Al Qaeda's second-in-command lashed out at the government of Pakistan in a purported statement released Wednesday, saying it had turned on its people by cooperating with the United States and its allies.
The statement, attributed to Ayman al-Zawahiri, referred to Pakistan's leader, Asif Ali Zardari, as a "robber president."
The statement linked Zardari to the American war effort in Afghanistan, and to allegations of American desecrations of Qurans.
The people of Pakistan are sinning by being silent against the current administration, he wrote.
The statement also expressed the terrorist leader's condolences for victims of the recent flooding in Pakistan.
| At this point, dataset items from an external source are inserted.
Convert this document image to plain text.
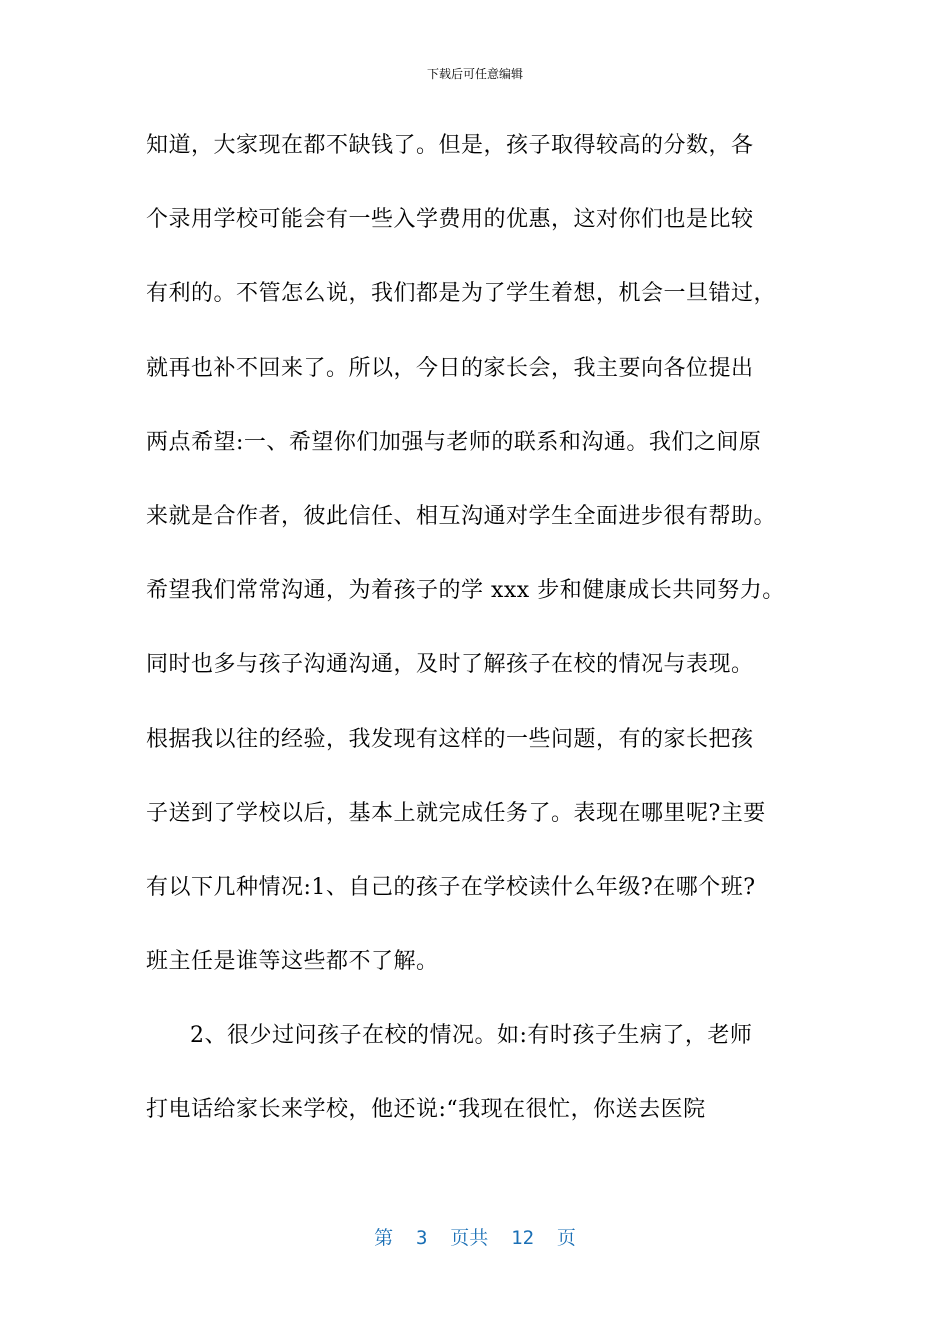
下载后可任意编辑
知道，大家现在都不缺钱了。但是，孩子取得较高的分数，各
个录用学校可能会有一些入学费用的优惠，这对你们也是比较
有利的。不管怎么说，我们都是为了学生着想，机会一旦错过，
就再也补不回来了。所以，今日的家长会，我主要向各位提出
两点希望:一、希望你们加强与老师的联系和沟通。我们之间原
来就是合作者，彼此信任、相互沟通对学生全面进步很有帮助。
希望我们常常沟通，为着孩子的学 xxx 步和健康成长共同努力。
同时也多与孩子沟通沟通，及时了解孩子在校的情况与表现。
根据我以往的经验，我发现有这样的一些问题，有的家长把孩
子送到了学校以后，基本上就完成任务了。表现在哪里呢?主要
有以下几种情况:1、自己的孩子在学校读什么年级?在哪个班?
班主任是谁等这些都不了解。
2、很少过问孩子在校的情况。如:有时孩子生病了，老师
打电话给家长来学校，他还说:“我现在很忙，你送去医院
第  3  页共  12  页
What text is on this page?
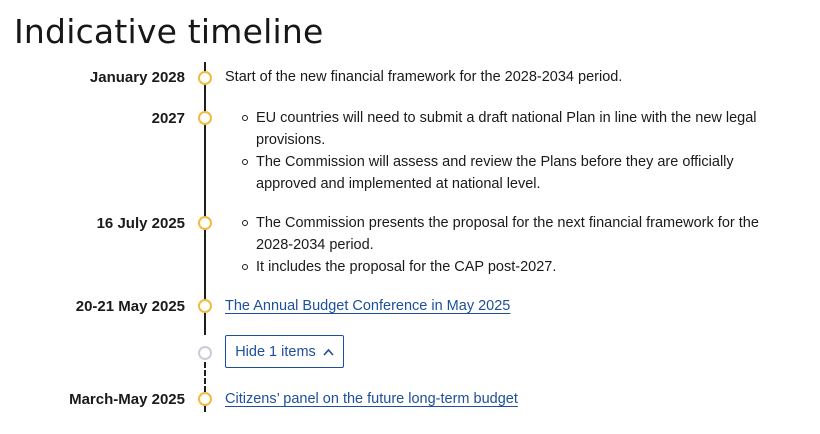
Indicative timeline
January 2028	Start of the new financial framework for the 2028-2034 period.
2027	EU countries will need to submit a draft national Plan in line with the new legal provisions.
The Commission will assess and review the Plans before they are officially approved and implemented at national level.
16 July 2025	The Commission presents the proposal for the next financial framework for the 2028-2034 period.
It includes the proposal for the CAP post-2027.
20-21 May 2025	The Annual Budget Conference in May 2025
Hide 1 items
March-May 2025	Citizens’ panel on the future long-term budget
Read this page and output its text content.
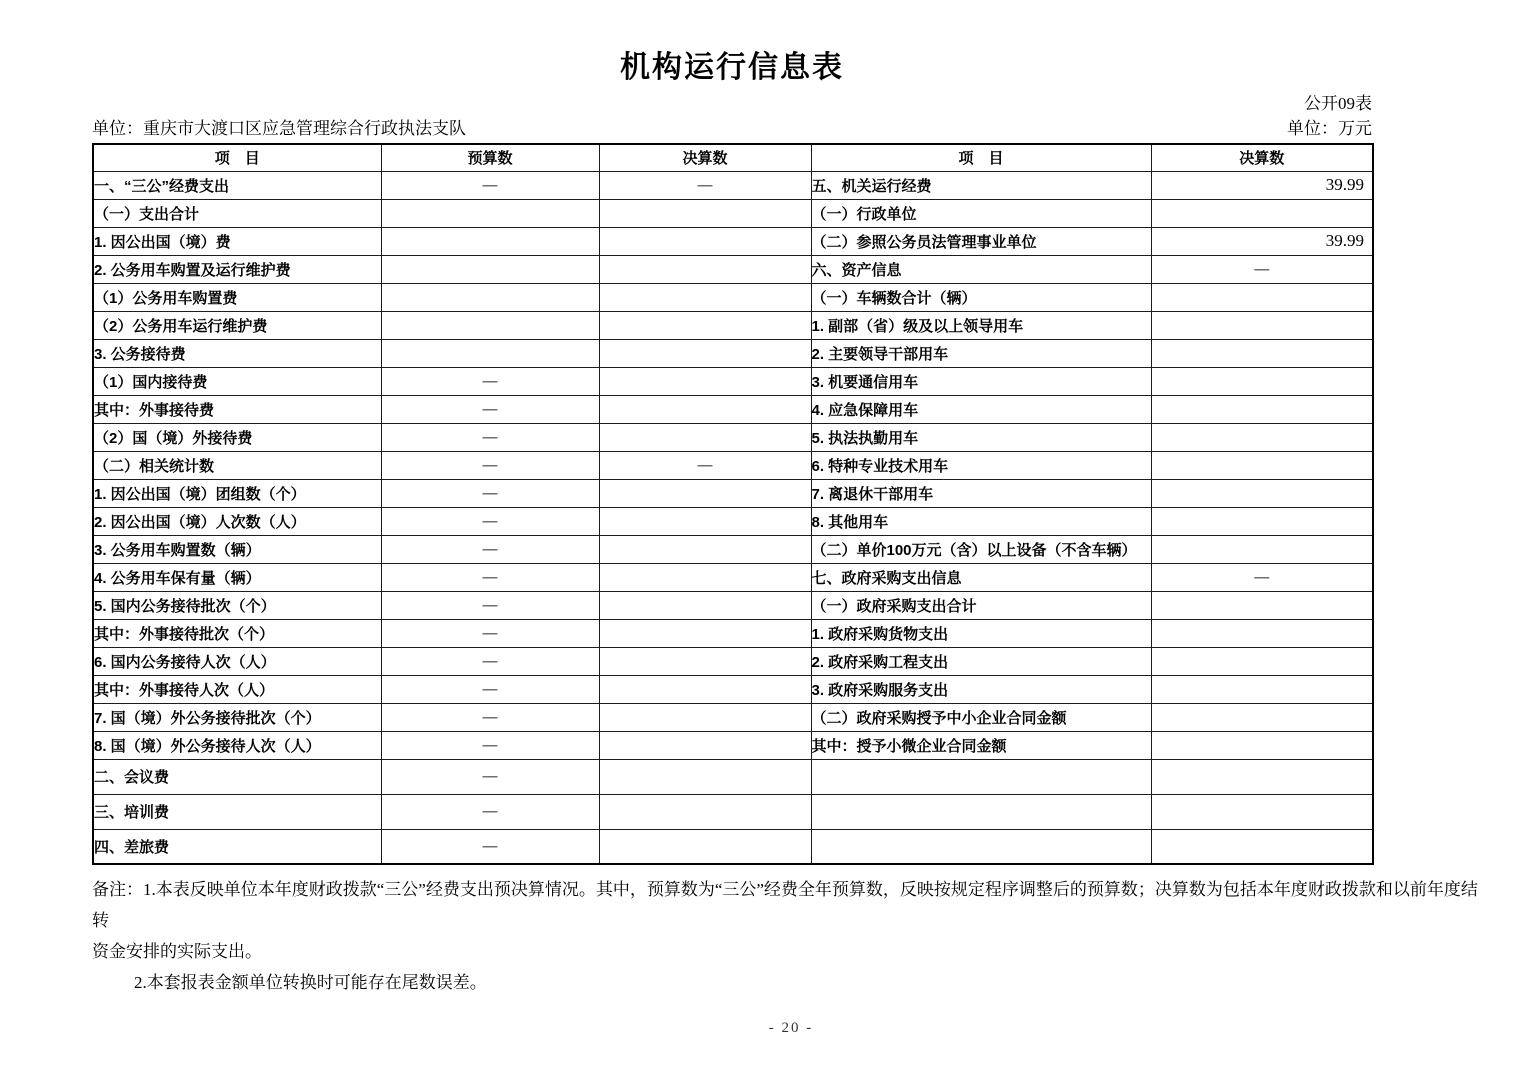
机构运行信息表
公开09表
单位：重庆市大渡口区应急管理综合行政执法支队	单位：万元
项　目	预算数	决算数	项　目	决算数
一、“三公”经费支出	—	—	五、机关运行经费	39.99
（一）支出合计			（一）行政单位	
1. 因公出国（境）费			（二）参照公务员法管理事业单位	39.99
2. 公务用车购置及运行维护费			六、资产信息	—
（1）公务用车购置费			（一）车辆数合计（辆）	
（2）公务用车运行维护费			1. 副部（省）级及以上领导用车	
3. 公务接待费			2. 主要领导干部用车	
（1）国内接待费	—		3. 机要通信用车	
其中：外事接待费	—		4. 应急保障用车	
（2）国（境）外接待费	—		5. 执法执勤用车	
（二）相关统计数	—	—	6. 特种专业技术用车	
1. 因公出国（境）团组数（个）	—		7. 离退休干部用车	
2. 因公出国（境）人次数（人）	—		8. 其他用车	
3. 公务用车购置数（辆）	—		（二）单价100万元（含）以上设备（不含车辆）	
4. 公务用车保有量（辆）	—		七、政府采购支出信息	—
5. 国内公务接待批次（个）	—		（一）政府采购支出合计	
其中：外事接待批次（个）	—		1. 政府采购货物支出	
6. 国内公务接待人次（人）	—		2. 政府采购工程支出	
其中：外事接待人次（人）	—		3. 政府采购服务支出	
7. 国（境）外公务接待批次（个）	—		（二）政府采购授予中小企业合同金额	
8. 国（境）外公务接待人次（人）	—		其中：授予小微企业合同金额	
二、会议费	—			
三、培训费	—			
四、差旅费	—			
备注：1.本表反映单位本年度财政拨款“三公”经费支出预决算情况。其中，预算数为“三公”经费全年预算数，反映按规定程序调整后的预算数；决算数为包括本年度财政拨款和以前年度结转
资金安排的实际支出。
2.本套报表金额单位转换时可能存在尾数误差。
- 20 -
More than 1,600 people have died, according to the country's disaster authority, and at least 17 million Pakistanis have been affected.
The statement declared that Zawahiri wished for al Qaeda to be there to help with aid efforts, "but the treasonous ruling class in the Pakistani government and army came -- and continues to come -- between us and this honor, as a service to the senior criminals in Washington, London and Tel Aviv."
Pakistani officials did not immediately comment on the statement.
The al Qaeda second-in-command also took aim at what he characterized as American manipulation of the transition from former Pakistani President Pervez Musharraf to Zardari, and claimed that the United States was trying to do the same with the candidacy of Mohamed ElBaradei in Egypt.
"There must be awareness of the flimsiness of the position which says that we might be able to achieve our liberty, honor and dignity by rallying around American influence and following its emissaries," he said. "All this flimsy call will bring us is a move from one vassalage to another vassalage and from one corruption to another corruption."